ハバス・ジャパンは、グーグルに勤務していた三石バンデラス竜二氏をマネージングディレクターに任命した。
7年半にわたってハバス・ジャパンCEOを務めていたスティーヴン・コックス氏は、北アジア地域担当バイスチェアマン及びチーフインテグレーションオフィサーに昇格する。
バンデラス氏は2014年、ビーコンコミュニケーションズからグーグルに転職。最近までクリエイティブ部門の責任者を務めていた。ハバスでどの分野に注力していくかとの問いには、「まだ正式に就任していない」ことを理由に回答を避けた。新体制は来週から発足する。
同氏は、「グーグルの持つクリエティビティーの文化をハバスに導入したい」と語る。「ハバスは比較的小さい組織なので、実験的アプローチが可能です」。
ハバスに魅力を感じた理由の1つとして、ユニバーサルミュージックなどのメディア・エンターテインメント企業を所有するヴィヴェンディグループに買収されたことを挙げる。「両社が協働することで、エージェンシーに新たな可能性が開ける」。
コックス氏は、日本・韓国市場でヴィヴェンディとハバスの事業の統合に専念する。また、「日本のイノベーションを他市場に展開するチャンス」とも。ヴィヴェンディの特徴を生かし、「広告に対する考え方を『メッセージの配信』から『エンターテインメントの手法』へと変えていきます」。
「広告とは消費者にリーチし、創造的刺激を与えること。日本には、ケーススタディとなる新たな分野を築く条件が揃っている」とコックス氏。

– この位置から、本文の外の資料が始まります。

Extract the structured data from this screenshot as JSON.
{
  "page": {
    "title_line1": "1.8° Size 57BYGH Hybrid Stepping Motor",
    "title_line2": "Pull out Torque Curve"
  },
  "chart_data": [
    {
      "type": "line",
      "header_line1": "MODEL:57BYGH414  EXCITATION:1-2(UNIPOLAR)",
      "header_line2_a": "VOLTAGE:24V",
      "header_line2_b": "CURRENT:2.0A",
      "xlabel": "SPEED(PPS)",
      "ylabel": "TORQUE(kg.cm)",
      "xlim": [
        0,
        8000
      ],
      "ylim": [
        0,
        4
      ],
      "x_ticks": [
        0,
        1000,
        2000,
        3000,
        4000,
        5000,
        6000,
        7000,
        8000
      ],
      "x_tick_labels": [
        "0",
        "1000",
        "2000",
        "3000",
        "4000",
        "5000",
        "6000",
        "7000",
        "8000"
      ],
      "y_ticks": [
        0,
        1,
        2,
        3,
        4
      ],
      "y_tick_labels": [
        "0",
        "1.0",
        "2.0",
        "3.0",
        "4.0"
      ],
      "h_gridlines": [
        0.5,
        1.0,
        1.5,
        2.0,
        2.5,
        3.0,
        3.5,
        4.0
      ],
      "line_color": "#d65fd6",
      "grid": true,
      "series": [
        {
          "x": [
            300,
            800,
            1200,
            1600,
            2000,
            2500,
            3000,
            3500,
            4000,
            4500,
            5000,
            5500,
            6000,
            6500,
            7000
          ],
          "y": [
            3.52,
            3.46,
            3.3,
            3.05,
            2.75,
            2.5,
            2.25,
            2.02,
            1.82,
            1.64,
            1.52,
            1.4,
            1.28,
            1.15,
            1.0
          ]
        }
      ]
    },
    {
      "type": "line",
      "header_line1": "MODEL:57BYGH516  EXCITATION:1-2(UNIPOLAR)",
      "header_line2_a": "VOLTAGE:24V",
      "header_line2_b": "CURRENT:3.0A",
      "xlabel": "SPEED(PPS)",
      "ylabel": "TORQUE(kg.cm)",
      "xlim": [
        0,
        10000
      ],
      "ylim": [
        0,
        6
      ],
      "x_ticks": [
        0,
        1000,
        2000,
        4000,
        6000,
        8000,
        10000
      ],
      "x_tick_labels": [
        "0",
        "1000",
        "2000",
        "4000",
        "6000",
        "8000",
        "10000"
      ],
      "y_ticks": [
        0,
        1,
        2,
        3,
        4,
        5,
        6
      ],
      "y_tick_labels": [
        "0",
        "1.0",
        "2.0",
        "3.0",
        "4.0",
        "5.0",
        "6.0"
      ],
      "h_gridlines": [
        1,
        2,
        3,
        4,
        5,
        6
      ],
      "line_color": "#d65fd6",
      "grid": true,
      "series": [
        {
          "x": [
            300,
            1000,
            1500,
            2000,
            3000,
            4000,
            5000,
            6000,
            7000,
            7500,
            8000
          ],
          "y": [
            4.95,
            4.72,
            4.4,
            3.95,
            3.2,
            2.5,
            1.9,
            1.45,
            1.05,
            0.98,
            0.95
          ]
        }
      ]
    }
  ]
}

ハバスの日本におけるクライアントは、エールフランスや仏酒造大手ペルノ・リカール、プジョーやシトロエンを傘下に収めるグループPSAなど。日本企業との長期契約は今のところないが、アジア太平洋市場拡大担当役員で北アジア担当チェアマン及びCEOのレベント・グエネス氏は「国際的ブランドかどうかではなく、地域に根付いたブランドに注力していく」と語る。
ハバスも他の外資系エージェンシー同様、日本での存在感は小さい(社員は42名)。それでも日本には、「その経済規模に見合う多くのビジネスチャンスがある」とグエネス氏。ヴィヴェンディとの協働で新たなブランドとの接点も増え、「以前は我々に興味を持たなかったブランドが関心を持ってくれるようになりました」。
新体制が日本のハバス・メディアや韓国・ハバスの日常業務に影響を及ぼすことはないという。